Il restera du passage de Patrick Sébastien ce clip improbable où un chevalier portant étendard et devise du CA Brive galope sur un terrain de rugby, le tout sur la musique du film Gladiator. Même depuis qu'il n'est plus au club, son souvenir y reste vivace. Lors d'une fessée infligée par Clermont en 2009 (45-0), les supporters auvergnats avaient entonné l'air du Petit Bonhomme en mousse pour chambrer leurs homologues limousins. Voilà qui change des "olé".

 

"Et on fait tourner les serviettes entraîneurs"

Au milieu des années 2000, le club corrézien a connu une grande instabilité sur le banc. "C'était Santa Barbara [lors de la saison 2006-2007], se souvient Pierre Capdevielle, ancien joueur du club, dans La Montagne. Je ne sais pas combien d'entraîneurs on a eus ! Au début, c'était perturbant, mais passé le quatrième de la saison, on était habitués." Record de longévité pour un entraîneur depuis 2000 : deux ans et demi.
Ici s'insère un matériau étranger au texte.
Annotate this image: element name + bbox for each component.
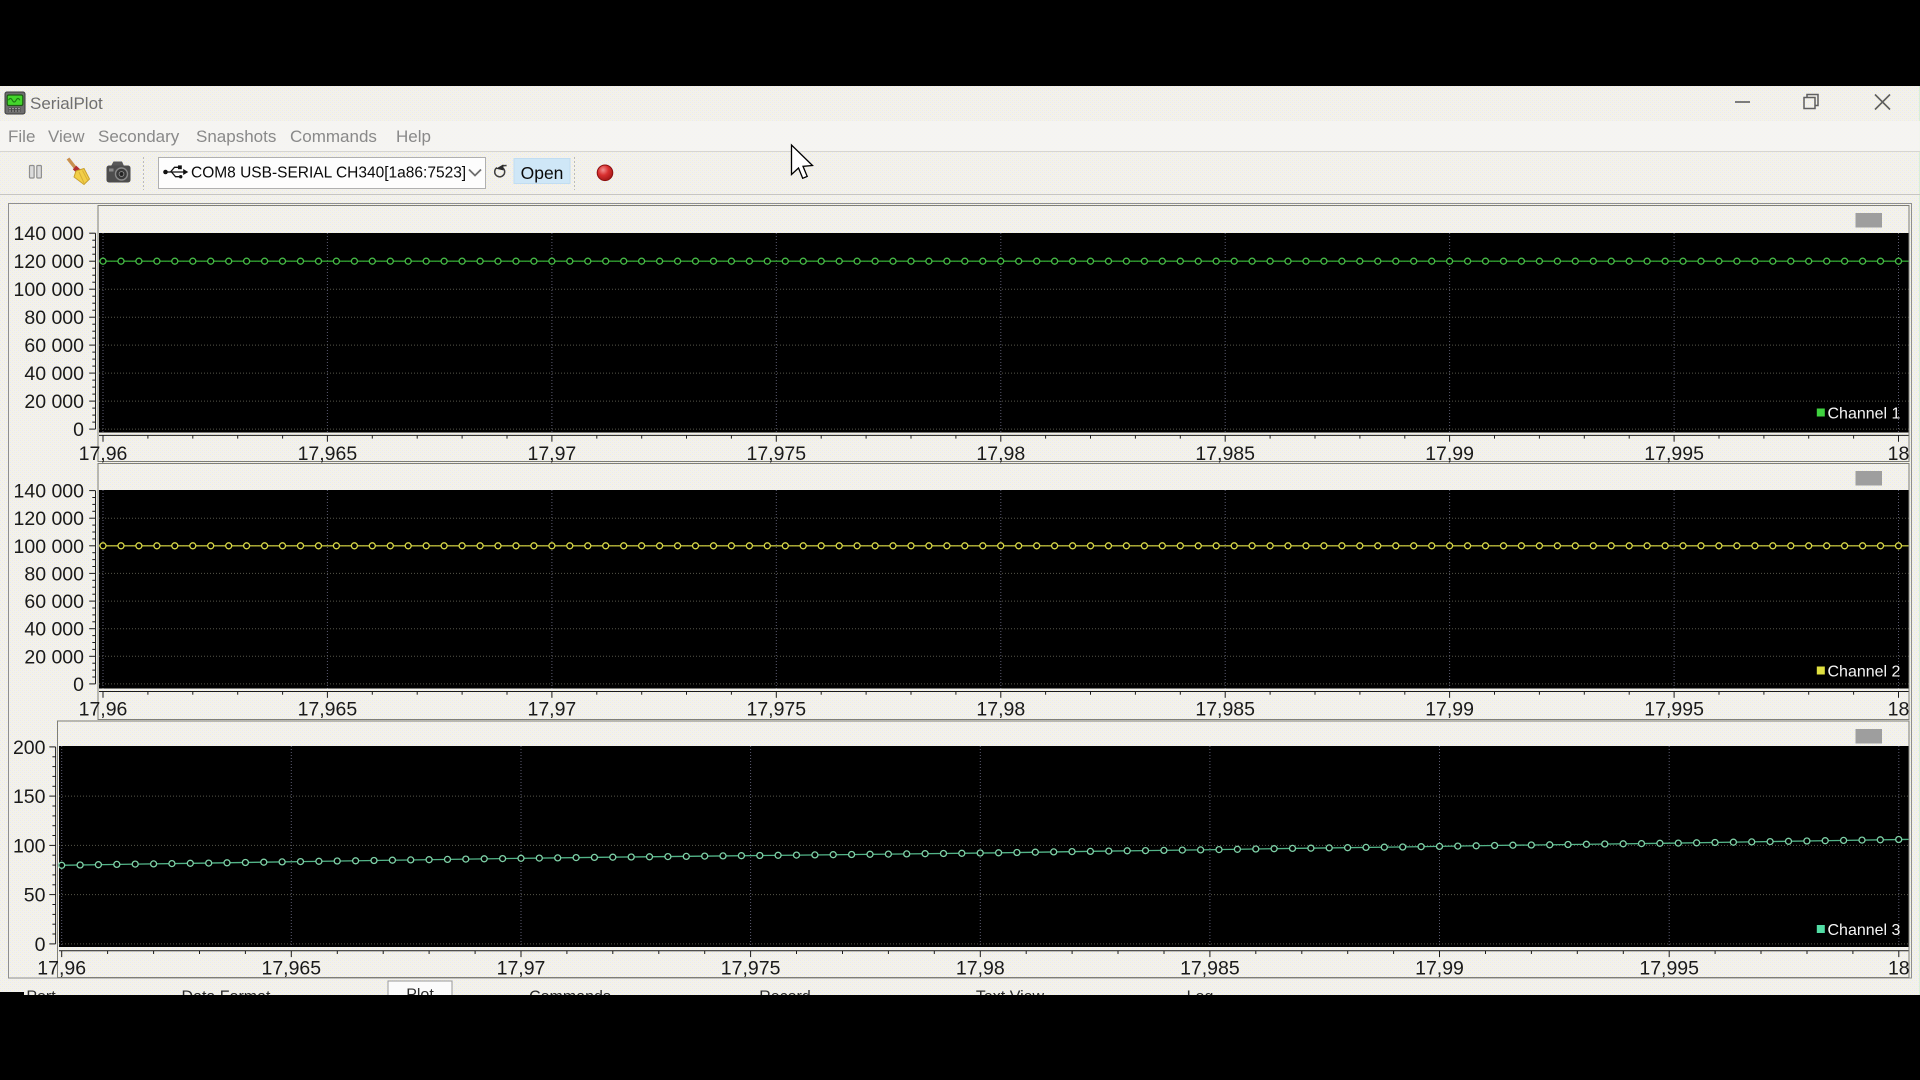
svg-text:17,995: 17,995 (1639, 957, 1699, 979)
svg-text:0: 0 (73, 674, 84, 696)
svg-text:17,97: 17,97 (527, 699, 576, 721)
svg-text:17,975: 17,975 (746, 699, 806, 721)
svg-text:Secondary: Secondary (98, 127, 180, 146)
svg-text:Channel 1: Channel 1 (1828, 406, 1901, 423)
svg-text:40 000: 40 000 (24, 363, 84, 385)
svg-text:17,965: 17,965 (298, 443, 358, 465)
svg-text:60 000: 60 000 (24, 335, 84, 357)
svg-text:COM8 USB-SERIAL CH340[1a86:752: COM8 USB-SERIAL CH340[1a86:7523] (191, 165, 466, 182)
svg-text:150: 150 (13, 786, 46, 808)
svg-text:17,96: 17,96 (37, 957, 86, 979)
svg-text:17,965: 17,965 (261, 957, 321, 979)
svg-text:17,99: 17,99 (1425, 699, 1474, 721)
svg-text:120 000: 120 000 (14, 508, 85, 530)
svg-text:17,985: 17,985 (1195, 699, 1255, 721)
svg-text:17,965: 17,965 (298, 699, 358, 721)
svg-text:17,96: 17,96 (79, 699, 128, 721)
svg-text:17,995: 17,995 (1644, 443, 1704, 465)
svg-text:18: 18 (1888, 699, 1910, 721)
svg-text:17,99: 17,99 (1415, 957, 1464, 979)
svg-text:File: File (8, 127, 35, 146)
svg-text:17,98: 17,98 (976, 443, 1025, 465)
svg-text:17,995: 17,995 (1644, 699, 1704, 721)
svg-text:17,985: 17,985 (1180, 957, 1240, 979)
svg-text:17,975: 17,975 (746, 443, 806, 465)
svg-text:80 000: 80 000 (24, 307, 84, 329)
svg-text:17,97: 17,97 (497, 957, 546, 979)
svg-text:20 000: 20 000 (24, 646, 84, 668)
svg-text:17,975: 17,975 (721, 957, 781, 979)
svg-text:View: View (48, 127, 85, 146)
svg-text:20 000: 20 000 (24, 391, 84, 413)
svg-text:60 000: 60 000 (24, 591, 84, 613)
svg-text:17,96: 17,96 (79, 443, 128, 465)
svg-text:17,98: 17,98 (956, 957, 1005, 979)
svg-text:50: 50 (24, 885, 46, 907)
svg-text:0: 0 (35, 934, 46, 956)
svg-text:18: 18 (1888, 443, 1910, 465)
svg-text:17,97: 17,97 (527, 443, 576, 465)
svg-text:Channel 2: Channel 2 (1828, 664, 1901, 681)
svg-text:100: 100 (13, 835, 46, 857)
svg-text:140 000: 140 000 (14, 223, 85, 245)
svg-text:Help: Help (396, 127, 431, 146)
svg-text:200: 200 (13, 737, 46, 759)
svg-text:100 000: 100 000 (14, 536, 85, 558)
svg-text:100 000: 100 000 (14, 279, 85, 301)
svg-text:40 000: 40 000 (24, 619, 84, 641)
svg-text:18: 18 (1888, 957, 1910, 979)
svg-text:80 000: 80 000 (24, 563, 84, 585)
svg-text:17,98: 17,98 (976, 699, 1025, 721)
svg-text:Open: Open (521, 163, 564, 183)
svg-text:120 000: 120 000 (14, 251, 85, 273)
svg-text:SerialPlot: SerialPlot (30, 94, 103, 113)
svg-text:Snapshots: Snapshots (196, 127, 276, 146)
svg-text:17,985: 17,985 (1195, 443, 1255, 465)
svg-text:140 000: 140 000 (14, 481, 85, 503)
svg-text:17,99: 17,99 (1425, 443, 1474, 465)
svg-text:0: 0 (73, 419, 84, 441)
svg-text:Channel 3: Channel 3 (1828, 922, 1901, 939)
svg-text:Commands: Commands (290, 127, 377, 146)
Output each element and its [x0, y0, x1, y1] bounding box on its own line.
La politique de recrutement a changé : beaucoup de joueurs anglais approchant de la date de péremption sont venus préparer leur retraite en Corrèze. Petit à petit, ce club taillé pour la H-Cup avec le cinquième budget du championnat s'est transformé en équipe du ventre mou, puis en candidat à la relégation. "Brive n'est plus un club de milliardaires", se justifie le président du club, Jean-Jacques Bertrand. Au point de demander à ses joueurs des baisses de salaire pour équilibrer les comptes…

"On voudrait des sous"

Beaucoup de supporters (comme sur le forum CA libre) espèrent que l'arrivée de François Hollande au pouvoir ait le même effet que la présidence de Jacques Chirac, qui avait incité des hommes d'affaires à investir dans le club... mais aussi Johnny Hallyday à donner un concert sur la pelouse du stade Amédée-Domenech, resté dans les mémoires. 
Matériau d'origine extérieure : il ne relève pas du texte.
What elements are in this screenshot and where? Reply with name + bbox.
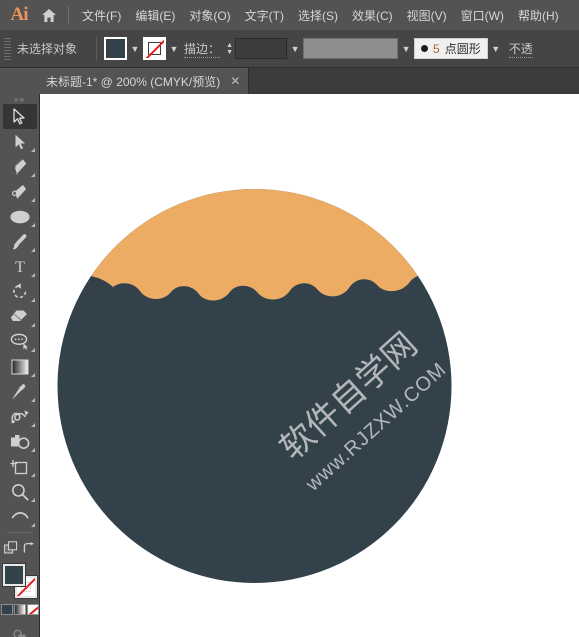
flyout-triangle-icon [30,298,35,302]
gradient-tool[interactable] [3,354,37,379]
flyout-triangle-icon [30,348,35,352]
fill-stroke-controls-row [0,536,39,560]
menu-item-file[interactable]: 文件(F) [75,3,128,28]
illustrator-window: Ai 文件(F) 编辑(E) 对象(O) 文字(T) 选择(S) 效果(C) 视… [0,0,579,637]
app-logo: Ai [10,4,29,25]
flyout-triangle-icon [30,173,35,177]
none-mode-icon[interactable] [26,604,39,615]
document-tab-bar: 未标题-1* @ 200% (CMYK/预览) ✕ [0,68,579,94]
type-tool[interactable]: T [3,254,37,279]
rotate-tool[interactable] [3,279,37,304]
stroke-weight-label: 描边： [184,41,221,58]
brush-profile-label: 点圆形 [444,42,481,56]
round-dot-icon [421,45,429,52]
flyout-triangle-icon [30,148,35,152]
fill-color-swatch[interactable] [104,37,128,60]
opacity-label: 不透 [508,41,533,58]
scallop-top-shape[interactable] [47,189,461,301]
blend-tool[interactable] [3,404,37,429]
pen-tool[interactable] [3,154,37,179]
stroke-weight-input[interactable] [235,38,288,59]
menu-item-list: 文件(F) 编辑(E) 对象(O) 文字(T) 选择(S) 效果(C) 视图(V… [75,3,566,28]
brush-definition-dropdown-icon[interactable]: ▼ [488,37,504,60]
eraser-tool[interactable] [3,304,37,329]
swap-fill-stroke-icon[interactable] [21,540,37,556]
color-mode-row [0,604,39,615]
brush-definition-select[interactable]: 5 点圆形 [414,38,488,59]
gradient-mode-icon[interactable] [13,604,26,615]
menu-item-edit[interactable]: 编辑(E) [128,3,182,28]
selection-tool[interactable] [2,104,37,129]
document-tab-title: 未标题-1* @ 200% (CMYK/预览) [46,74,221,89]
lasso-tool[interactable] [3,329,37,354]
tab-bar-grip [0,68,34,94]
flyout-triangle-icon [30,498,35,502]
curvature-tool[interactable] [3,179,37,204]
artwork-illustration[interactable] [41,94,579,637]
flyout-triangle-icon [30,273,35,277]
fill-stroke-swatches [1,563,38,600]
flyout-triangle-icon [30,448,35,452]
flyout-triangle-icon [30,473,35,477]
control-divider-1 [96,36,98,61]
flyout-triangle-icon [30,398,35,402]
paintbrush-tool[interactable] [3,229,37,254]
menu-bar: Ai 文件(F) 编辑(E) 对象(O) 文字(T) 选择(S) 效果(C) 视… [0,0,579,30]
flyout-triangle-icon [30,323,35,327]
menu-item-help[interactable]: 帮助(H) [511,3,566,28]
control-bar-grip[interactable] [4,37,11,61]
menu-item-select[interactable]: 选择(S) [291,3,345,28]
default-fill-stroke-icon[interactable] [3,540,19,556]
flyout-triangle-icon [30,198,35,202]
stroke-weight-stepper[interactable]: ▲ ▼ [224,38,235,60]
selection-status-label: 未选择对象 [17,42,78,56]
control-bar: 未选择对象 ▼ ▼ 描边： ▲ ▼ ▼ ▼ 5 点圆形 ▼ 不透 [0,30,579,68]
tool-divider [6,532,33,533]
shape-builder-tool[interactable] [3,429,37,454]
menu-item-type[interactable]: 文字(T) [238,3,291,28]
flyout-triangle-icon [30,423,35,427]
menu-item-object[interactable]: 对象(O) [182,3,237,28]
menu-item-view[interactable]: 视图(V) [400,3,454,28]
menu-item-effect[interactable]: 效果(C) [345,3,400,28]
stroke-color-swatch[interactable] [143,37,167,60]
ellipse-tool[interactable] [3,204,37,229]
fill-dropdown-icon[interactable]: ▼ [127,37,143,60]
scallop-top-group[interactable] [47,189,461,301]
fill-swatch[interactable] [1,563,26,587]
tool-panel: »» T [0,94,40,637]
menu-divider [68,6,69,24]
flyout-triangle-icon [30,373,35,377]
double-chevron-icon[interactable]: »» [0,94,39,104]
flyout-triangle-icon [30,523,35,527]
direct-selection-tool[interactable] [3,129,37,154]
flyout-triangle-icon [30,248,35,252]
home-icon[interactable] [34,0,64,30]
document-tab[interactable]: 未标题-1* @ 200% (CMYK/预览) ✕ [34,68,250,94]
close-icon[interactable]: ✕ [230,75,240,87]
zoom-tool[interactable] [3,479,37,504]
svg-text:T: T [15,259,25,275]
brush-size-value: 5 [433,41,440,56]
menu-item-window[interactable]: 窗口(W) [454,3,511,28]
artboard-canvas[interactable]: 软件自学网 www.RJZXW.COM [41,94,579,637]
flyout-triangle-icon [30,223,35,227]
variable-width-dropdown-icon[interactable]: ▼ [398,37,414,60]
stroke-weight-dropdown-icon[interactable]: ▼ [287,37,303,60]
artboard-tool[interactable] [3,454,37,479]
stroke-dropdown-icon[interactable]: ▼ [166,37,182,60]
draw-normal-icon[interactable] [3,623,37,637]
color-mode-icon[interactable] [0,604,13,615]
hand-tool[interactable] [3,504,37,529]
eyedropper-tool[interactable] [3,379,37,404]
variable-width-profile-field[interactable] [303,38,399,59]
Jacques Chirac pose avec le maillot du CA Brive Corrèze après la victoire en Coupe d'Europe de rugby, en 1998.
Jacques Chirac pose avec le maillot du CA Brive Corrèze après la victoire en Coupe d'Europe de rugby, en 1998. (GERARD FOUET / AFP)
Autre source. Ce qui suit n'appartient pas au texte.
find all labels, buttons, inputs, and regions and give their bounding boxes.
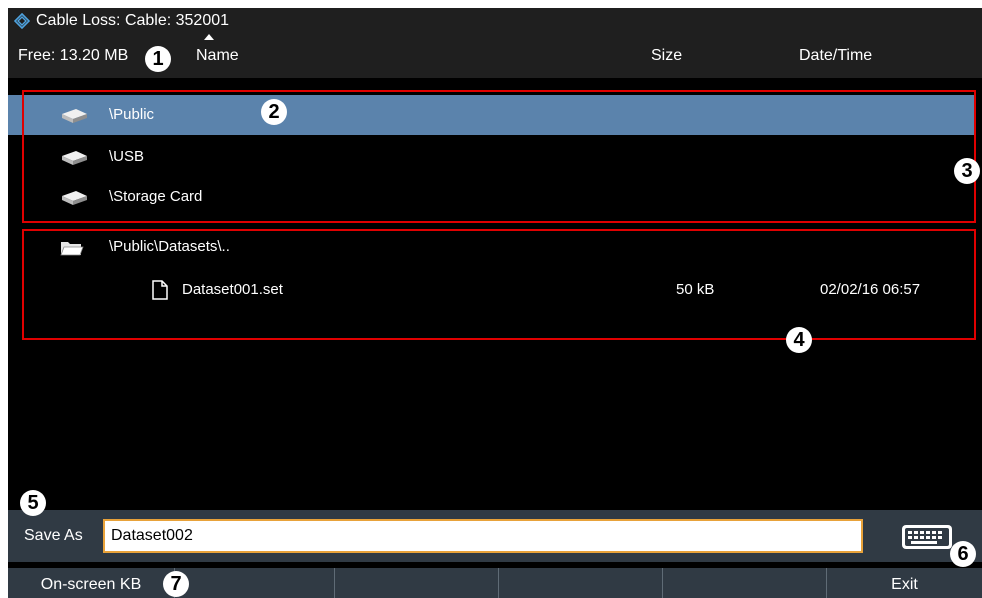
callout-5: 5 — [20, 490, 46, 516]
drives-callout-box — [22, 90, 976, 223]
callout-1: 1 — [145, 46, 171, 72]
window-title: Cable Loss: Cable: 352001 — [36, 12, 230, 29]
softkey-3[interactable] — [334, 568, 498, 598]
callout-2: 2 — [261, 99, 287, 125]
callout-3: 3 — [954, 158, 980, 184]
callout-7: 7 — [163, 571, 189, 597]
save-as-bar: Save As — [8, 510, 982, 562]
rohde-schwarz-logo-icon — [14, 13, 30, 29]
callout-4: 4 — [786, 327, 812, 353]
date-column-header[interactable]: Date/Time — [799, 34, 872, 78]
softkey-exit[interactable]: Exit — [826, 568, 982, 598]
sort-ascending-icon — [204, 34, 214, 40]
softkey-4[interactable] — [498, 568, 662, 598]
save-as-label: Save As — [24, 527, 83, 544]
softkey-on-screen-kb[interactable]: On-screen KB — [8, 568, 174, 598]
files-callout-box — [22, 229, 976, 340]
free-space-label: Free: 13.20 MB — [18, 47, 129, 64]
name-column-label: Name — [196, 47, 239, 64]
softkey-bar: On-screen KB Exit — [8, 568, 982, 598]
softkey-2[interactable] — [174, 568, 334, 598]
title-bar: Cable Loss: Cable: 352001 — [8, 8, 982, 34]
filename-input[interactable] — [103, 519, 863, 553]
callout-6: 6 — [950, 541, 976, 567]
size-column-header[interactable]: Size — [651, 34, 682, 78]
file-manager-screen: Cable Loss: Cable: 352001 Free: 13.20 MB… — [8, 8, 982, 598]
keyboard-icon[interactable] — [901, 524, 953, 550]
softkey-5[interactable] — [662, 568, 826, 598]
Jacques Chirac, qui aurait joué n°8 pour le club dans sa jeunesse, a aidé à trouver un repreneur, l'entreprise Penauille Polyservices, quand le club était en difficulté, en 2001. Penauille a été racheté par le très discret homme d'affaires Daniel Derichebourg qui, de fait, est devenu le patron du CA Brive. Même si Derichebourg a revendu le club en 2009, il en est resté l'homme fort. Derichebourg, un proche de... François Hollande, tout comme le patron d'Andros, sponsor du stade de Brive, note Libération. L'avenir du club sera donc observé au plus haut niveau de l'Etat.